Nessa mesma linha, há recentes decisões monocráticas de Tribunais Regionais Eleitorais, concedendo, liminarmente, a justa causa para parlamentares deixarem os partidos devido à fusão ou incorporação, mas com fundamento na mudança substancial do programa partidário.

Contudo, parece-me que essas decisões provisórias, em princípio, vão de encontro à consolidada jurisprudência do TSE no sentido de que "não cabe no procedimento veiculado pela Res. TSE 22610/2007 a antecipação dos efeitos da tutela". E a dúvida que surge é se essas decisões são reversíveis? [5]

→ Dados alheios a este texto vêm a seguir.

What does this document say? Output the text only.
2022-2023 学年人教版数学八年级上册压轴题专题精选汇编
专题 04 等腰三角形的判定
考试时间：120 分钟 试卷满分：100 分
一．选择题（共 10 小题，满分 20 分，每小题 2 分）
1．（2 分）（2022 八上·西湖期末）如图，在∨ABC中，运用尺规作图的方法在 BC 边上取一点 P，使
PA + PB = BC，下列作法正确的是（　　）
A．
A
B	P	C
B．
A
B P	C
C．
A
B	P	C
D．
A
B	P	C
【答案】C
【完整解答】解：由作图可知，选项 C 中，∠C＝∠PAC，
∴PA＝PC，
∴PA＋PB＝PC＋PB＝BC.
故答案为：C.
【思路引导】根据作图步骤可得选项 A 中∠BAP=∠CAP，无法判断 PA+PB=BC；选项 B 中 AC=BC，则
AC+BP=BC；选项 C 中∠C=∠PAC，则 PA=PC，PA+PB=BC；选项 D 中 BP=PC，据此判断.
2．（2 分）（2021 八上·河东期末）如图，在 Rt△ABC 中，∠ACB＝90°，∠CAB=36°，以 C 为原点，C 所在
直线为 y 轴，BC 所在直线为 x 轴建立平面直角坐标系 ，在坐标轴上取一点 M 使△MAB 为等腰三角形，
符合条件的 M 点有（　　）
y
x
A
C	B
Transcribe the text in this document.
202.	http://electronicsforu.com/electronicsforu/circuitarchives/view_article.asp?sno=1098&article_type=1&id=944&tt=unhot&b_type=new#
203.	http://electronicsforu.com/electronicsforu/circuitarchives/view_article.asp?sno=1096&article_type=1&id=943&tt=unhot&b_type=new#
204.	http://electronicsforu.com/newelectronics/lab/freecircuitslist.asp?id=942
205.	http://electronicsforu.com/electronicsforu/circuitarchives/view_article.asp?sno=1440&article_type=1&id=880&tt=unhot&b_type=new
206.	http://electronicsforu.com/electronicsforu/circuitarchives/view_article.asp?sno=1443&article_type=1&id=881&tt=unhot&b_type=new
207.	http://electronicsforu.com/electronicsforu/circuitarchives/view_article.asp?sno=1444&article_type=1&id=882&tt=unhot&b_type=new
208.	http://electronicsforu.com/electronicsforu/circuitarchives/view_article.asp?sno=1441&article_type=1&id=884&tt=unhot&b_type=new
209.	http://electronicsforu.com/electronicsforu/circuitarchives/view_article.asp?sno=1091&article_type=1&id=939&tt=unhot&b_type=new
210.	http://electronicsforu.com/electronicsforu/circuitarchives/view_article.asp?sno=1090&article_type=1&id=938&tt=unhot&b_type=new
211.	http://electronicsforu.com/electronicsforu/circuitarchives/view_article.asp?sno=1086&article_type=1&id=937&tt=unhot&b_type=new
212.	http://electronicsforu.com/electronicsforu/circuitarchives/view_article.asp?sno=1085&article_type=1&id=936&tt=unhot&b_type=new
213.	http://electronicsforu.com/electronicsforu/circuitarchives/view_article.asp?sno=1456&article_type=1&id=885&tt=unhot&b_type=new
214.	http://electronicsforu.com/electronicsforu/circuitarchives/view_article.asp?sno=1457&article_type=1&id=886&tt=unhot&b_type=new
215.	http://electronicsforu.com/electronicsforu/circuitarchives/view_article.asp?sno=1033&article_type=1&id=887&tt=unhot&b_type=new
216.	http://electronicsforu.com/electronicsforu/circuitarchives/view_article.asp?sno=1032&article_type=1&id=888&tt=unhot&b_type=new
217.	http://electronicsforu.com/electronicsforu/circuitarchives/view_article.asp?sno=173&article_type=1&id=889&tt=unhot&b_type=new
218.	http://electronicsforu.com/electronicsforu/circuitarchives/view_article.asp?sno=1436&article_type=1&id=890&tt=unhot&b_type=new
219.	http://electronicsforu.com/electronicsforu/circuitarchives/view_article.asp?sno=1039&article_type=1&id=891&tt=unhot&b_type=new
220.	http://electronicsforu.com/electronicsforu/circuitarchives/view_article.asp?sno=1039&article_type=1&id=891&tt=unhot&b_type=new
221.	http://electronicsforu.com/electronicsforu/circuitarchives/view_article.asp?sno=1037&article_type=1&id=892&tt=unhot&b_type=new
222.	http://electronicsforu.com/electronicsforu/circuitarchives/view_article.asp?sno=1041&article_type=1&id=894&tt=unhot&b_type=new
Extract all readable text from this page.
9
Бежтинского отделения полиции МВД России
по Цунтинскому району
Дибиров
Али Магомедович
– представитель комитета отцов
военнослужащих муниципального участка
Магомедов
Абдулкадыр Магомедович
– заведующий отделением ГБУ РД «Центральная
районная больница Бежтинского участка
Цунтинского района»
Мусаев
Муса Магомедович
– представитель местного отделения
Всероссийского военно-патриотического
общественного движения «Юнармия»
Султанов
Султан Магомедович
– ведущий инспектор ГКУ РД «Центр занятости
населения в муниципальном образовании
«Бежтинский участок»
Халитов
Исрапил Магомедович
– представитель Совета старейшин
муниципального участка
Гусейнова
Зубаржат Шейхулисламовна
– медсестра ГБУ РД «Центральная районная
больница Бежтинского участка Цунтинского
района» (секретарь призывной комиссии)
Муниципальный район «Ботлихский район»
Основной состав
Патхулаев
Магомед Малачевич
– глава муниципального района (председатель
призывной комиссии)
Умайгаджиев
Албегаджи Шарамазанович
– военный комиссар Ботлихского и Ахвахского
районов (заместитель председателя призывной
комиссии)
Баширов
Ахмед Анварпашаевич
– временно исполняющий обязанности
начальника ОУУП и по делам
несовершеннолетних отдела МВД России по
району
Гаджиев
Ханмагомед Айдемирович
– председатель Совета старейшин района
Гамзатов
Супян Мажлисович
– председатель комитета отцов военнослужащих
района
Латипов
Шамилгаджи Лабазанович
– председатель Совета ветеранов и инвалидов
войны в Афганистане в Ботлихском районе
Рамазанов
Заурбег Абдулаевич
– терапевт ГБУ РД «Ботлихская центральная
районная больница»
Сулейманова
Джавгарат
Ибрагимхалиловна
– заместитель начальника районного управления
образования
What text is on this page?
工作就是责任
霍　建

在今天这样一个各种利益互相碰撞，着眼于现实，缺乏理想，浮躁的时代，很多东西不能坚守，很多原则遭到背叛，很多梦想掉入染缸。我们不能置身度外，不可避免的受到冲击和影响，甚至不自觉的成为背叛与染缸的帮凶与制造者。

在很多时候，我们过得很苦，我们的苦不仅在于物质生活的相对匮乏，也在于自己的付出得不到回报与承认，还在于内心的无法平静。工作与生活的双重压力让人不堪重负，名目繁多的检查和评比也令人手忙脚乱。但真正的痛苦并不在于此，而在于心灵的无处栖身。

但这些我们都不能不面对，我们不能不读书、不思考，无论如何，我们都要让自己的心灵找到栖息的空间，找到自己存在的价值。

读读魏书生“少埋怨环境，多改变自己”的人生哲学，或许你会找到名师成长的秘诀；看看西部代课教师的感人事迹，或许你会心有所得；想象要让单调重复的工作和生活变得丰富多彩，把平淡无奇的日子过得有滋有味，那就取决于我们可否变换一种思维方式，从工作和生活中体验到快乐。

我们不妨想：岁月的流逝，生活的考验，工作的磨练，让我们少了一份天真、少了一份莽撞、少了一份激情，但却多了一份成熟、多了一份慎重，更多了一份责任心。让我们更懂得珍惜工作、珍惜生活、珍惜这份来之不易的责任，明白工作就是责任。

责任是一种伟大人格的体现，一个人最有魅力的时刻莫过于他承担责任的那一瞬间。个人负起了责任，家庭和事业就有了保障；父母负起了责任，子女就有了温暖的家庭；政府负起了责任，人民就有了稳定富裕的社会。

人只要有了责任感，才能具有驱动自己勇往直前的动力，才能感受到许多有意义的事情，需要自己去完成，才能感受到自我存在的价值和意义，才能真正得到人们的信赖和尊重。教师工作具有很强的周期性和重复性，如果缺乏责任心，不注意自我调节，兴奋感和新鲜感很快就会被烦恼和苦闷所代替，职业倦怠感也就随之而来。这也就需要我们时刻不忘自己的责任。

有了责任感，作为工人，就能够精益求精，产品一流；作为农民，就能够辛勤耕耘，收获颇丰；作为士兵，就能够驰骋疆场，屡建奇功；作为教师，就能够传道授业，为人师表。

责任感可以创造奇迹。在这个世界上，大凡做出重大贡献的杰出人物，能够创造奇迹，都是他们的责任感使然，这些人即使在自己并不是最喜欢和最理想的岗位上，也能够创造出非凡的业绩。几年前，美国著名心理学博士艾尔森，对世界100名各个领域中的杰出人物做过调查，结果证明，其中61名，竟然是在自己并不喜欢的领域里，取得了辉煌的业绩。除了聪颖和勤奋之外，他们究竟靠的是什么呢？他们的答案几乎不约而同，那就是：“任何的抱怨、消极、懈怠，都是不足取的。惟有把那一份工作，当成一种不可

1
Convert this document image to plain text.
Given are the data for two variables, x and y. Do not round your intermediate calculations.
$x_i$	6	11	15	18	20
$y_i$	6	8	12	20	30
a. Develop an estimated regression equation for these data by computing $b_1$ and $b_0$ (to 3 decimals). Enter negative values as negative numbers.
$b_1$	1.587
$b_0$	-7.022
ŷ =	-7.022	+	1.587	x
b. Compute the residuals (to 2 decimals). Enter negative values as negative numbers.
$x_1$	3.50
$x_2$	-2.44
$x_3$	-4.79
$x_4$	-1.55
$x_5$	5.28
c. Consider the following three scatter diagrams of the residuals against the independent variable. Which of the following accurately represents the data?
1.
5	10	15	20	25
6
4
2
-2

Sem embargos esses precedentes, a meu sentir, a questão da justa causa para desfiliação partidária devido à fusão ou incorporação de partidos com argumento na mudança substancial ou desvio reiterado do programa partidário deve ser vista com cautela e analisada no caso concreto, e não de forma objetiva e indistinta para todos os casos, sob pena de esvaziamento do instituto da fidelidade partidária.

No caso de pedido de desfiliação do partido político incorporado, este deixa de  existir e passa a ser submetido às normas, ao ideário e aos programas do partido incorporador, o que justifica o abandono da legenda sem a perda do mandato eletivo.

Por outro lado, no caso de pedido de desfiliação do partido político incorporador ou, ainda, no caso de fusão de partidos, em que o novo programa é fruto de um consenso entre os integrantes das agremiações, comungo do entendimento de que de ser analisado no caso concreto se houve a efetiva mudança substancial ou desvio reiterado do programa partidário para justificar a saída do partido para o qual foi eleito sem incorrer em perda do mandato eletivo.

[1] Gomes, José Jairo. Direito Eleitoral. 16 ed. São Paulo: Atlas, 2020. p 157.
[2] Zilio, Rodrigo López. Direito Eleitoral. 7 ed. rev. ampl. e atual. – Salvador: Editora JusPodivm, 2020. p 153.
[3] Tribunal Superior Eleitoral. Agravo Regimental na Petição Cível Nº 0600027-90.2021.6.00.0000  Rio de Janeiro. Relator: ministro Alexandre de Moraes. Publicado no DJE nº 24/2022, de 17 de fevereiro de 2022.
[4] Tribunal Regional Eleitoral de São Paulo. Ação de Justificação de Desfiliação Partidária nº 0600084-51.2022.6.26.0000 (PJe)  Santa Fé do Sul – SP. Relator: Juiz José Horácio Halfeld. Julgado em 31 de março de 2022.
[5] Tribunal Superior Eleitoral. PET: 5749220156000000 Brasília/DF, relatora: ministra Rosa Maria Weber Candiota Da Rosa, Data de Julgamento: 15/12/2015, Data de Publicação: DJE – Diário de justiça eletrônico — 03/02/2016  Página 134-135.